Compared to direct SEP customers, a significantly lower completion rate was observed among people who engaged in secondary exchange. The benefit of providing health services at SEPs has been repeatedly demonstrated [3, 9, 12, 23, 46, 47], but this advantage may be of limited benefit to non-customers. Our findings suggest that recruitment of non-SEP customers should draw on peer networks in addition to more traditional recruitment strategies (e.g., outreach, posted fliers). SEP customers who distribute SEP syringes to non-customers should be encouraged to promote participation through their own social networks, word of mouth, or easy-to-distribute promotional cards. The underlying reasons that some IDUs do not go directly to SEPs were not assessed within the current study. Further research is needed to identify barriers to SEP utilization and alternative methods for targeting this hidden population of IDUs.

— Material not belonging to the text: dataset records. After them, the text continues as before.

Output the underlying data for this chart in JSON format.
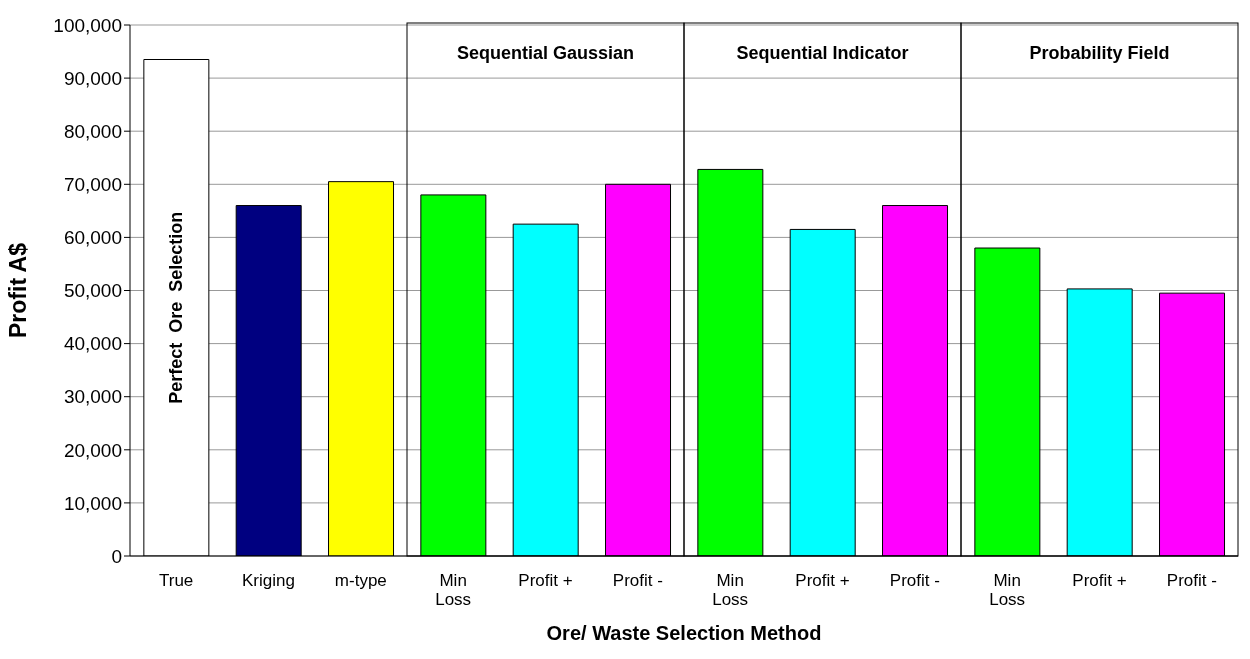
{
  "chart_data": {
    "type": "bar",
    "xlabel": "Ore/ Waste Selection Method",
    "ylabel": "Profit A$",
    "categories": [
      "True",
      "Kriging",
      "m-type",
      "Min Loss",
      "Profit +",
      "Profit -",
      "Min Loss",
      "Profit +",
      "Profit -",
      "Min Loss",
      "Profit +",
      "Profit -"
    ],
    "values": [
      93500,
      66000,
      70500,
      68000,
      62500,
      70000,
      72800,
      61500,
      66000,
      58000,
      50300,
      49500
    ],
    "colors": [
      "#ffffff",
      "#000080",
      "#ffff00",
      "#00ff00",
      "#00ffff",
      "#ff00ff",
      "#00ff00",
      "#00ffff",
      "#ff00ff",
      "#00ff00",
      "#00ffff",
      "#ff00ff"
    ],
    "ylim": [
      0,
      100000
    ],
    "yticks": [
      0,
      {
        "value": 10000,
        "label": "10,000"
      },
      {
        "value": 20000,
        "label": "20,000"
      },
      {
        "value": 30000,
        "label": "30,000"
      },
      {
        "value": 40000,
        "label": "40,000"
      },
      {
        "value": 50000,
        "label": "50,000"
      },
      {
        "value": 60000,
        "label": "60,000"
      },
      {
        "value": 70000,
        "label": "70,000"
      },
      {
        "value": 80000,
        "label": "80,000"
      },
      {
        "value": 90000,
        "label": "90,000"
      },
      {
        "value": 100000,
        "label": "100,000"
      }
    ],
    "grid": "y",
    "annotations": [
      "Perfect  Ore  Selection",
      "Sequential Gaussian",
      "Sequential Indicator",
      "Probability Field"
    ]
  }
}
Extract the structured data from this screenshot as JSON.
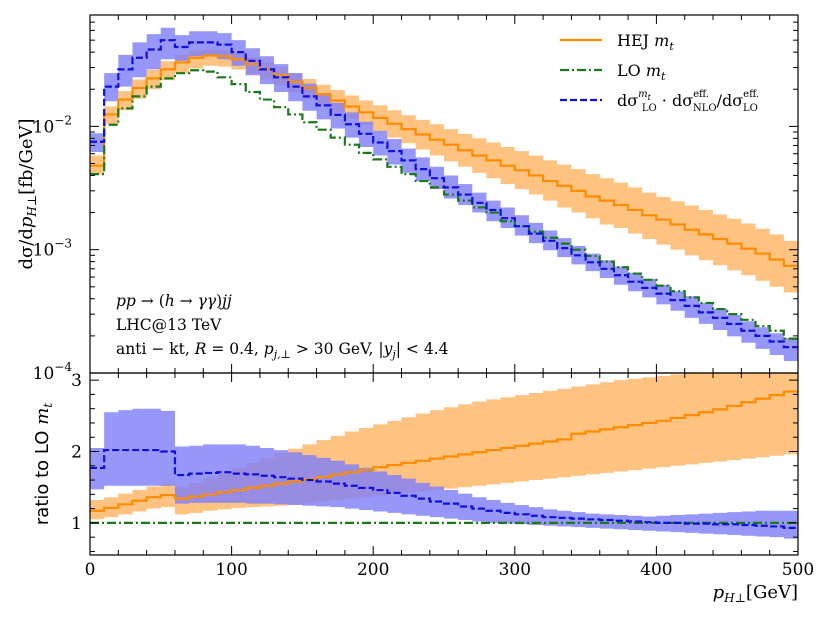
{
  "chart_data": [
    {
      "type": "line",
      "panel": "main",
      "yscale": "log",
      "xlim": [
        0,
        500
      ],
      "ylim": [
        0.0001,
        0.08
      ],
      "xlabel": "p_{H⊥} [GeV]",
      "ylabel": "dσ/dp_{H⊥} [fb/GeV]",
      "yticks": [
        "10",
        "10",
        "10"
      ],
      "ytick_exponents": [
        "−2",
        "−3",
        "−4"
      ],
      "ytick_values": [
        0.01,
        0.001,
        0.0001
      ],
      "annotations": {
        "process": "pp → (h → γγ)jj",
        "collider": "LHC@13 TeV",
        "cuts": "anti − kt, R = 0.4, p_{j,⊥} > 30 GeV, |y_j| < 4.4"
      },
      "legend_position": "top-right",
      "series": [
        {
          "name": "HEJ m_t",
          "legend": "HEJ",
          "legend_math": "m",
          "legend_sub": "t",
          "color": "#ff8c00",
          "band_color": "#ffb86b",
          "style": "solid",
          "bin_width": 10,
          "bin_start": 0,
          "values": [
            0.0048,
            0.0125,
            0.0165,
            0.0205,
            0.0245,
            0.029,
            0.033,
            0.036,
            0.0375,
            0.037,
            0.035,
            0.032,
            0.029,
            0.026,
            0.023,
            0.0205,
            0.0182,
            0.0162,
            0.0145,
            0.013,
            0.0117,
            0.0105,
            0.0095,
            0.0086,
            0.0078,
            0.0071,
            0.0064,
            0.0058,
            0.0053,
            0.0048,
            0.0044,
            0.004,
            0.0036,
            0.0033,
            0.003,
            0.0027,
            0.0025,
            0.0023,
            0.0021,
            0.0019,
            0.00175,
            0.0016,
            0.00145,
            0.00133,
            0.00122,
            0.00112,
            0.00102,
            0.00093,
            0.00083,
            0.00074
          ],
          "band_low": [
            0.0041,
            0.0105,
            0.0135,
            0.0168,
            0.02,
            0.0237,
            0.027,
            0.0295,
            0.031,
            0.0305,
            0.0289,
            0.0265,
            0.024,
            0.0214,
            0.0188,
            0.0166,
            0.0147,
            0.013,
            0.0115,
            0.0102,
            0.0091,
            0.0081,
            0.0073,
            0.0065,
            0.0058,
            0.0052,
            0.0047,
            0.0042,
            0.0038,
            0.0034,
            0.0031,
            0.0028,
            0.0025,
            0.0022,
            0.002,
            0.0018,
            0.0016,
            0.0015,
            0.00135,
            0.00122,
            0.0011,
            0.001,
            0.0009,
            0.00082,
            0.00075,
            0.00068,
            0.00062,
            0.00056,
            0.0005,
            0.00045
          ],
          "band_high": [
            0.0058,
            0.0145,
            0.0193,
            0.024,
            0.0287,
            0.0337,
            0.038,
            0.041,
            0.042,
            0.0415,
            0.0395,
            0.0365,
            0.0333,
            0.0301,
            0.027,
            0.0242,
            0.0218,
            0.0197,
            0.0178,
            0.0162,
            0.0148,
            0.0135,
            0.0123,
            0.0113,
            0.0104,
            0.0095,
            0.0087,
            0.008,
            0.0074,
            0.0068,
            0.0063,
            0.0058,
            0.0053,
            0.0049,
            0.0045,
            0.0041,
            0.0038,
            0.0035,
            0.0032,
            0.0029,
            0.00268,
            0.00247,
            0.00228,
            0.0021,
            0.00193,
            0.00178,
            0.00163,
            0.00148,
            0.00133,
            0.00118
          ]
        },
        {
          "name": "LO m_t",
          "legend": "LO",
          "legend_math": "m",
          "legend_sub": "t",
          "color": "#1a7a1a",
          "style": "dashdot",
          "bin_width": 10,
          "bin_start": 0,
          "values": [
            0.0041,
            0.0103,
            0.014,
            0.0175,
            0.021,
            0.0245,
            0.027,
            0.0285,
            0.0278,
            0.025,
            0.022,
            0.019,
            0.0165,
            0.0143,
            0.0125,
            0.0108,
            0.0094,
            0.0081,
            0.0071,
            0.0061,
            0.0054,
            0.0047,
            0.0041,
            0.0036,
            0.0032,
            0.0028,
            0.0025,
            0.0022,
            0.002,
            0.0017,
            0.00155,
            0.0014,
            0.00125,
            0.00112,
            0.001,
            0.00089,
            0.0008,
            0.00072,
            0.00064,
            0.00057,
            0.00051,
            0.00046,
            0.00041,
            0.00037,
            0.00033,
            0.0003,
            0.00027,
            0.00024,
            0.00022,
            0.00019
          ]
        },
        {
          "name": "dσ^{m_t}_{LO} · dσ^{eff.}_{NLO} / dσ^{eff.}_{LO}",
          "legend": "dσ",
          "color": "#1010dd",
          "band_color": "#8080f8",
          "style": "dashed",
          "bin_width": 10,
          "bin_start": 0,
          "values": [
            0.0075,
            0.021,
            0.029,
            0.036,
            0.042,
            0.05,
            0.044,
            0.048,
            0.048,
            0.046,
            0.04,
            0.034,
            0.029,
            0.025,
            0.021,
            0.0175,
            0.0148,
            0.0124,
            0.0104,
            0.0087,
            0.0074,
            0.0063,
            0.0053,
            0.0045,
            0.0038,
            0.0032,
            0.0028,
            0.0024,
            0.0021,
            0.0018,
            0.00155,
            0.00135,
            0.00118,
            0.00103,
            0.0009,
            0.00079,
            0.0007,
            0.00062,
            0.00055,
            0.00049,
            0.00044,
            0.00039,
            0.00035,
            0.00031,
            0.00028,
            0.00025,
            0.00022,
            0.0002,
            0.00018,
            0.000162
          ],
          "band_low": [
            0.0062,
            0.016,
            0.021,
            0.025,
            0.029,
            0.035,
            0.034,
            0.037,
            0.037,
            0.035,
            0.031,
            0.026,
            0.022,
            0.019,
            0.016,
            0.0134,
            0.0114,
            0.0096,
            0.0081,
            0.0068,
            0.0058,
            0.0049,
            0.0042,
            0.0036,
            0.0031,
            0.0026,
            0.0023,
            0.002,
            0.0017,
            0.0015,
            0.0013,
            0.00113,
            0.00099,
            0.00087,
            0.00076,
            0.00067,
            0.00059,
            0.00052,
            0.00046,
            0.00041,
            0.00036,
            0.00032,
            0.00028,
            0.00025,
            0.000223,
            0.000198,
            0.000176,
            0.000157,
            0.00014,
            0.000125
          ],
          "band_high": [
            0.0088,
            0.027,
            0.038,
            0.048,
            0.056,
            0.063,
            0.055,
            0.059,
            0.059,
            0.057,
            0.05,
            0.043,
            0.037,
            0.032,
            0.027,
            0.0222,
            0.0186,
            0.0155,
            0.013,
            0.0109,
            0.0092,
            0.0079,
            0.0066,
            0.0056,
            0.0047,
            0.004,
            0.0034,
            0.0029,
            0.0025,
            0.0022,
            0.0019,
            0.00165,
            0.00143,
            0.00124,
            0.00107,
            0.00093,
            0.00082,
            0.00073,
            0.00065,
            0.00058,
            0.00052,
            0.00046,
            0.00042,
            0.00037,
            0.00033,
            0.000295,
            0.000262,
            0.000235,
            0.00021,
            0.000192
          ]
        }
      ]
    },
    {
      "type": "line",
      "panel": "ratio",
      "xlim": [
        0,
        500
      ],
      "ylim": [
        0.55,
        3.1
      ],
      "ylabel": "ratio to LO m_t",
      "ylabel_text": "ratio to LO",
      "ylabel_math": "m",
      "ylabel_sub": "t",
      "yticks": [
        "1",
        "2",
        "3"
      ],
      "ytick_values": [
        1,
        2,
        3
      ],
      "xticks": [
        "0",
        "100",
        "200",
        "300",
        "400",
        "500"
      ],
      "xtick_values": [
        0,
        100,
        200,
        300,
        400,
        500
      ],
      "series": [
        {
          "name": "HEJ m_t / LO m_t",
          "color": "#ff8c00",
          "band_color": "#ffb86b",
          "style": "solid",
          "bin_width": 10,
          "bin_start": 0,
          "values": [
            1.17,
            1.21,
            1.26,
            1.31,
            1.36,
            1.39,
            1.34,
            1.37,
            1.4,
            1.43,
            1.46,
            1.49,
            1.52,
            1.55,
            1.58,
            1.61,
            1.64,
            1.68,
            1.71,
            1.74,
            1.78,
            1.81,
            1.84,
            1.87,
            1.9,
            1.93,
            1.96,
            1.99,
            2.02,
            2.05,
            2.08,
            2.11,
            2.14,
            2.17,
            2.25,
            2.28,
            2.31,
            2.34,
            2.37,
            2.4,
            2.43,
            2.47,
            2.51,
            2.55,
            2.59,
            2.64,
            2.69,
            2.74,
            2.79,
            2.84
          ],
          "band_low": [
            1.05,
            1.08,
            1.12,
            1.16,
            1.2,
            1.22,
            1.12,
            1.14,
            1.17,
            1.19,
            1.21,
            1.22,
            1.23,
            1.24,
            1.26,
            1.28,
            1.3,
            1.32,
            1.34,
            1.36,
            1.38,
            1.4,
            1.42,
            1.44,
            1.46,
            1.48,
            1.5,
            1.52,
            1.54,
            1.56,
            1.58,
            1.6,
            1.62,
            1.64,
            1.66,
            1.68,
            1.7,
            1.72,
            1.74,
            1.76,
            1.78,
            1.8,
            1.82,
            1.84,
            1.86,
            1.88,
            1.9,
            1.92,
            1.94,
            1.96
          ],
          "band_high": [
            1.32,
            1.36,
            1.41,
            1.46,
            1.51,
            1.55,
            1.5,
            1.56,
            1.63,
            1.7,
            1.77,
            1.84,
            1.91,
            1.98,
            2.04,
            2.1,
            2.16,
            2.22,
            2.28,
            2.33,
            2.38,
            2.43,
            2.48,
            2.53,
            2.58,
            2.62,
            2.66,
            2.7,
            2.73,
            2.76,
            2.79,
            2.82,
            2.85,
            2.88,
            2.91,
            2.94,
            2.97,
            3.0,
            3.02,
            3.04,
            3.06,
            3.08,
            3.1,
            3.1,
            3.1,
            3.1,
            3.1,
            3.1,
            3.1,
            3.1
          ]
        },
        {
          "name": "LO m_t / LO m_t",
          "color": "#1a7a1a",
          "style": "dashdot",
          "constant": 1.0
        },
        {
          "name": "dσ^{m_t}_{LO} · dσ^{eff.}_{NLO} / dσ^{eff.}_{LO} / LO m_t",
          "color": "#1010dd",
          "band_color": "#8080f8",
          "style": "dashed",
          "bin_width": 10,
          "bin_start": 0,
          "values": [
            1.77,
            2.02,
            2.02,
            2.02,
            2.02,
            2.0,
            1.67,
            1.69,
            1.7,
            1.71,
            1.69,
            1.68,
            1.66,
            1.64,
            1.62,
            1.6,
            1.58,
            1.55,
            1.52,
            1.49,
            1.46,
            1.42,
            1.38,
            1.34,
            1.3,
            1.27,
            1.23,
            1.2,
            1.17,
            1.14,
            1.12,
            1.1,
            1.08,
            1.07,
            1.06,
            1.05,
            1.04,
            1.03,
            1.02,
            1.01,
            1.0,
            1.0,
            0.99,
            0.99,
            0.98,
            0.98,
            0.97,
            0.96,
            0.95,
            0.93
          ],
          "band_low": [
            1.47,
            1.52,
            1.52,
            1.52,
            1.52,
            1.52,
            1.27,
            1.28,
            1.28,
            1.28,
            1.28,
            1.27,
            1.27,
            1.26,
            1.25,
            1.24,
            1.23,
            1.22,
            1.2,
            1.18,
            1.16,
            1.14,
            1.12,
            1.1,
            1.08,
            1.06,
            1.04,
            1.02,
            1.0,
            0.99,
            0.98,
            0.97,
            0.96,
            0.95,
            0.94,
            0.93,
            0.92,
            0.91,
            0.9,
            0.89,
            0.88,
            0.87,
            0.86,
            0.85,
            0.84,
            0.83,
            0.82,
            0.81,
            0.8,
            0.78
          ],
          "band_high": [
            2.05,
            2.55,
            2.58,
            2.6,
            2.6,
            2.57,
            2.07,
            2.08,
            2.1,
            2.1,
            2.1,
            2.08,
            2.05,
            2.02,
            1.99,
            1.95,
            1.91,
            1.87,
            1.82,
            1.77,
            1.72,
            1.67,
            1.62,
            1.56,
            1.51,
            1.46,
            1.41,
            1.36,
            1.32,
            1.28,
            1.25,
            1.22,
            1.19,
            1.17,
            1.15,
            1.13,
            1.12,
            1.11,
            1.1,
            1.09,
            1.1,
            1.11,
            1.12,
            1.13,
            1.14,
            1.15,
            1.16,
            1.17,
            1.17,
            1.17
          ]
        }
      ]
    }
  ]
}
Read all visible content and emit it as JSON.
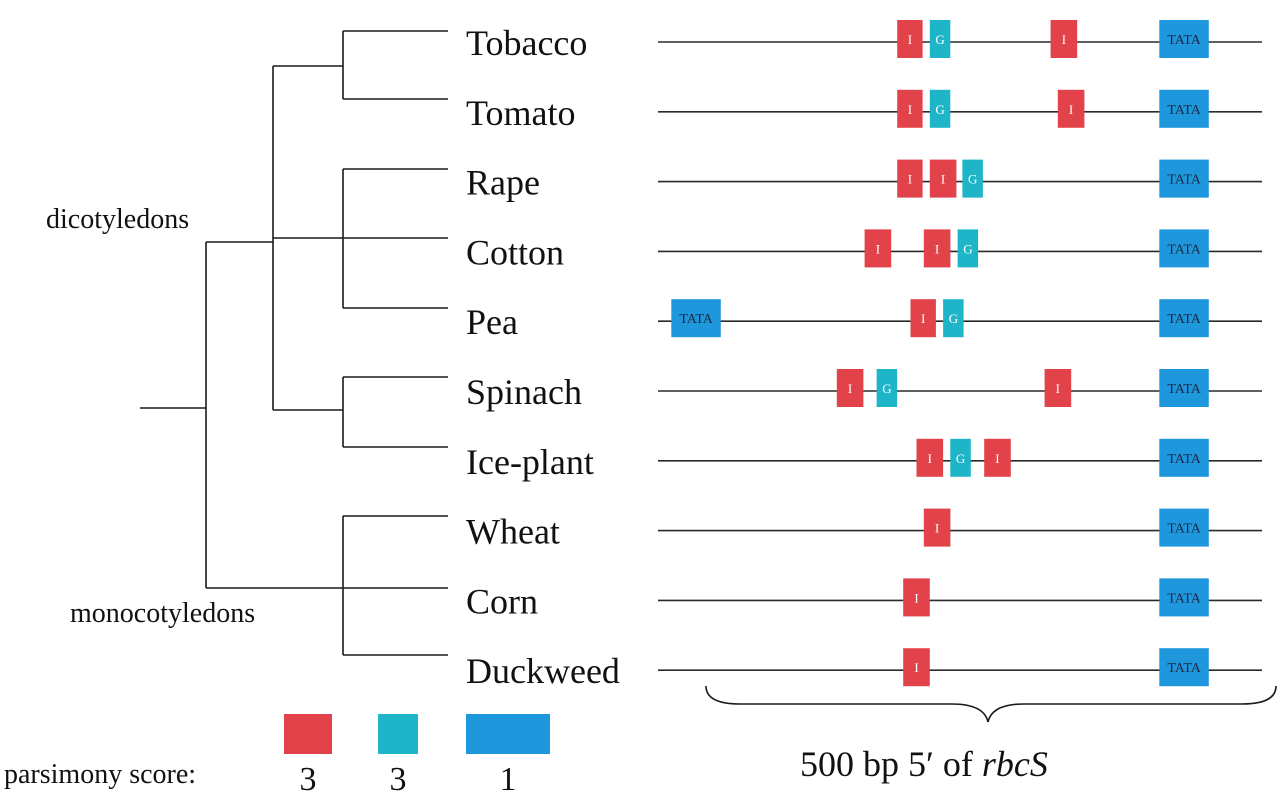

This study has a number of limitations. First, participants were predominantly direct or indirect SEP customers, so the findings have limited generalizability to the full IDU population in these communities. Second, as with any study that relies on self-reported behavioral data, this evaluation may be influenced by self-report and recall bias. Third, recruitment methods were intended to simulate what would be realistic and feasible for a typical SEP with limited resources and staffing to implement a vaccination intervention; the recruitment strategy may have resulted in a non-random sampling that may have introduced unmeasured bias into the study population. Fourth, lack of adequate specificity in some of the variables collected such as sources of income, a full medical history, and the precise nature of social relationships limited a full assessment of competing subsistence or health needs. Finally, enrolment was slow. It took three years to recruit sufficient participants to power the analysis. We have previously reported that an improved study design would have involved getting rid of the two-week waiting period for test result to identify those eligible for vaccination and giving the first dose of vaccine at enrolment [15]. This approach was also found to be most cost-effective.